Selain itu, jalur tersebut dilatih secara serupa untuk mengklasifikasikan struktur yang menampilkan ruang delaminasi antara kompartemen XEn dan Epi, yang digunakan dalam mengidentifikasi struktur delaminasi pada perlakuan kafein.
Kuantifikasi Area Menggunakan CellProfiler
Aturan yang dihasilkan untuk setiap kelas fenotip setelah pelatihan dengan modul pengklasifikasi diimpor kembali ke jalur CP di bawah modul “Filter objek”, dan objek yang termasuk dalam setiap kelas dapat difilter per gambar. Luas kelas fenotip ‘XEn/EpiCs’ kemudian diukur menggunakan modul ‘MeasureObjectArea’.
Distribusi Intensitas Radial dan Koefisien Varians (RadialCV)
Alur kerja analisis gambar otomatis juga dapat mengukur distribusi intensitas radial (Gambar S7 , Informasi Pendukung) dengan mengelompokkan setiap objek (XEn/EpiCs atau struktur dalam sumur mikro) ke dalam empat bin radial. Intensitas fluoresensi sel positif Caspase 3/7 dikuantifikasi dalam setiap bin. Karena gambar 2D XEn/EpiCs sesuai dengan tiga kompartemen berbeda—PAC, Epi, dan XEn—bin radial ini memberikan representasi spasial dari setiap kompartemen. Oleh karena itu, intensitas radial dalam bin pertama akan mencerminkan kematian sel dalam PAC, sedangkan intensitas radial dalam bin ketiga akan mencerminkan kematian sel dalam Epi. Ukuran kematian sel dikuantifikasi melalui pengukuran koefisien varians (RadialCV) untuk setiap bin (Gambar S8 , Informasi Pendukung).
Pengujian ATP
Untuk pengukuran ATP, digunakan kit luminesensi CellTiter Glo 3D, yang mana reagen ditambahkan ke sampel yang dikumpulkan pada 72 jam setelah paparan senyawa perlakuan, dan pada 120 jam, setelah penyegaran dengan media baru. Pengukuran luminesensi dihitung berdasarkan petunjuk dari produsen.
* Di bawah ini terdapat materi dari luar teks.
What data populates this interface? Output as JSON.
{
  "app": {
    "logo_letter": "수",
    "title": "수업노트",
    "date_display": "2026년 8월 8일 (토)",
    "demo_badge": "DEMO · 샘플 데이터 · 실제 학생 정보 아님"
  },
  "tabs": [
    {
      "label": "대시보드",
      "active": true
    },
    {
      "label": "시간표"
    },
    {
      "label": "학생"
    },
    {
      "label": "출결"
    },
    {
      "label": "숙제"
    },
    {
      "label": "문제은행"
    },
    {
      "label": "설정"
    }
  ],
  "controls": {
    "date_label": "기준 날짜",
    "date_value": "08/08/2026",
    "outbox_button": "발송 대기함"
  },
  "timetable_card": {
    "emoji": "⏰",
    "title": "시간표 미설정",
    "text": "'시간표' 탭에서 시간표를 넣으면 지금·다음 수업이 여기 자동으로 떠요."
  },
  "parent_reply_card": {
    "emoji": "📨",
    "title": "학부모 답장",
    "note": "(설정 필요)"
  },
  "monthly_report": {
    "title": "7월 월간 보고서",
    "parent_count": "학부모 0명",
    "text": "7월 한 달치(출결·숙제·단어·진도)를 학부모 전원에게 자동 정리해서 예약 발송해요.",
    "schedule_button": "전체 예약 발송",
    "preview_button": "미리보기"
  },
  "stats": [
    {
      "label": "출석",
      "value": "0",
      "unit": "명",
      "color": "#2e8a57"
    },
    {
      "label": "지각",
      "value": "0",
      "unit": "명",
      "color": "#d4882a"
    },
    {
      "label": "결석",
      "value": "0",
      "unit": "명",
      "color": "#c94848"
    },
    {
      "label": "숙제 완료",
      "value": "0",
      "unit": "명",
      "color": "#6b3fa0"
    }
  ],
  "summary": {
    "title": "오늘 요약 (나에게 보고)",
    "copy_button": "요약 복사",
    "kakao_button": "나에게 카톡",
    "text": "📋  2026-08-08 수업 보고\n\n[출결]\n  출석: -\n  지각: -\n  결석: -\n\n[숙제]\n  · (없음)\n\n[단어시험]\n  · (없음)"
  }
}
Jumlah ATP yang diukur berbanding lurus dengan jumlah sel hidup dalam sampel, yang memberikan informasi tentang efek sitotoksik dari berbagai senyawa.
Analisis Statistik
Semua data yang diperoleh dari CP yang terdiri dari rasio hasil diproses terlebih dahulu dengan mengubah rasio yang berbeda dari fenotipe yang diamati menjadi nilai persentase per percobaan menggunakan Microsoft Excel. Semua pengukuran area yang diperoleh dari CP langsung diimpor ke GraphPad Prism (v10.4.1) untuk analisis lebih lanjut. Semua data disajikan sebagai mean ± SD. Semua percobaan dilakukan dalam rangkap tiga, dengan setiap kondisi perlakuan menghasilkan hingga 169 struktur per ulangan. Ukuran sampel ( n ) untuk pengukuran hasil adalah ≈ 160 struktur. Untuk pengukuran area, XEn/EpiC disaring berdasarkan rasionya dalam seluruh populasi dan diukur untuk semua ulangan ( n = 3). Ukuran sampel untuk analisis statistik pengukuran area dapat berada dalam kisaran 80–120 struktur tergantung pada kondisi perlakuan. Dalam grafik, setiap titik mewakili satu XEn/EpiC. Semua pengujian hipotesis statistik dilakukan dengan menggunakan uji Dunnett; ∗ melambangkan P < = 0,05, ∗∗ melambangkan P < 0,01, ∗∗∗ melambangkan P < 0,001, dan ∗∗∗∗ melambangkan P < 0,0001 (ANOVA satu arah dengan uji pasca Dunnet).